We see in the response above that the address of the back-end API server (myBackEndAPI:8000) is inside the JSON. When an API Gateway is used, clients go through the API Gateway, and should not go to the back-end API server directly [in fact, usually the API Gateway is cloud-based, and the API implementation is on-premises not directly accessible except through the API Gateway]. Therefore, the API Gateway must selectively replace the address of the back-end API server with the public-facing API server address, and it must do so throughout the responses, whether they are JSON, XML, or another format.

For our example above, the response may become:

{

"id": "8000",

"links": {

"self": "http://api.mycompany.com/v5/products/123456"

},

"ordering": [

{

"id": "8000-123456",

"links": {

"self": "http://api.mycompany.com/v5/orders/8000-123456",

"up": "http://api.mycompany.com/v5/8000"

},

"customer_id": "8000",

}

]

}

When requests come back from the client, it must also selectively change this address information, not only in the request URL but also in the payloads being POSTed or PUT to the REST API.

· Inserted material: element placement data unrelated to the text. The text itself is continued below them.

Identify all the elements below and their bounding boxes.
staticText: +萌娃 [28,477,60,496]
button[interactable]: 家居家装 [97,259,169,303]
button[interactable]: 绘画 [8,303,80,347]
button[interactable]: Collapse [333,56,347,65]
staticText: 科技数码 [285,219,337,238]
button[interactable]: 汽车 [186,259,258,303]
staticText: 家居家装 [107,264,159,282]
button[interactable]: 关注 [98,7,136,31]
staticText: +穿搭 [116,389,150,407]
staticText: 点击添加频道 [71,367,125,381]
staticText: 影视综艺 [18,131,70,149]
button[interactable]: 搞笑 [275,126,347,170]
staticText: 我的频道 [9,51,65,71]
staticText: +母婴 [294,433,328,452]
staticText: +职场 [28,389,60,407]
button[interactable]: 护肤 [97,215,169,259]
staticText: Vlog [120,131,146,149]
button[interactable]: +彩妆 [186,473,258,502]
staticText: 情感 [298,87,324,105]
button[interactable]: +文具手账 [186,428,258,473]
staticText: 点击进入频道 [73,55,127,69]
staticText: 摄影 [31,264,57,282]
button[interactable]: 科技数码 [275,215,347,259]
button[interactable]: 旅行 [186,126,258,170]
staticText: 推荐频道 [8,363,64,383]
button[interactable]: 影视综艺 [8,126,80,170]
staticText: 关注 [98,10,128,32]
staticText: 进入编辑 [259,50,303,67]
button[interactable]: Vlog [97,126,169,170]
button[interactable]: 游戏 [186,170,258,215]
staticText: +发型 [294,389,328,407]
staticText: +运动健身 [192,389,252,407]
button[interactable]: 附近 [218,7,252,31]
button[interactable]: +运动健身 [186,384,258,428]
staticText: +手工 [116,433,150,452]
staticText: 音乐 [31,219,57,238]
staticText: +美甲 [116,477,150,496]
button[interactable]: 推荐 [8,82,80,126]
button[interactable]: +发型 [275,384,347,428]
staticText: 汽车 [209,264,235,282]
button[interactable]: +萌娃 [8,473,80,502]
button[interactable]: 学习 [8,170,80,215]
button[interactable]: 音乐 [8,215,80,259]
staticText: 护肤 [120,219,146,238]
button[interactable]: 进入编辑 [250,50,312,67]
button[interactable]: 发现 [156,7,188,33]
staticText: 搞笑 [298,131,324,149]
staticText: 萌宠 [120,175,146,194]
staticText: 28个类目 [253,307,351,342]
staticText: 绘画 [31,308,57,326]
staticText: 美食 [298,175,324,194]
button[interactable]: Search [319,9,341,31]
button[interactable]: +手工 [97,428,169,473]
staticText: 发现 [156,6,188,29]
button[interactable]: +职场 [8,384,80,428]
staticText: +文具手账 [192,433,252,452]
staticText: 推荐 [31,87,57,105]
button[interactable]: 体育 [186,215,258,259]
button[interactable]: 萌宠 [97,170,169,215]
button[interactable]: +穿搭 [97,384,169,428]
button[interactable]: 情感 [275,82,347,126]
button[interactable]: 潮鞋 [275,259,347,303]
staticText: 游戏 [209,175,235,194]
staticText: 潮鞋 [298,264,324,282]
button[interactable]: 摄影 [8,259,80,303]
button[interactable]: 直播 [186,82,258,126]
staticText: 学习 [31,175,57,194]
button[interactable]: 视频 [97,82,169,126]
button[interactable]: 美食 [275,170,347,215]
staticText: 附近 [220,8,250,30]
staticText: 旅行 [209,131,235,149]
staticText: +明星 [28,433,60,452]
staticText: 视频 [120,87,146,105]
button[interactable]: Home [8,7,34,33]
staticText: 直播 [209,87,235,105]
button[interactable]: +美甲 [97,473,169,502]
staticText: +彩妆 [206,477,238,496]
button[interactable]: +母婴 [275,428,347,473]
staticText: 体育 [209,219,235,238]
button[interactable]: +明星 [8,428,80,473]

So how is this done? In the case of Vordel's API Gateway, such content substitution is provided as standard, and is implemented in a high-performance manner so that the URL replacement required to support HATEOAS will not impact on the user experience for your users. Really, what is involved here is analogous to how an application gateway always operates, with the extra stipulation that it must convert information within messages also. But, substituting information within messages is simple with Vordel's API Gateway, and already widely used such as in simple search/replace scenarios. All of this enables Vordel to support HATEOAS for our API Gateway customers.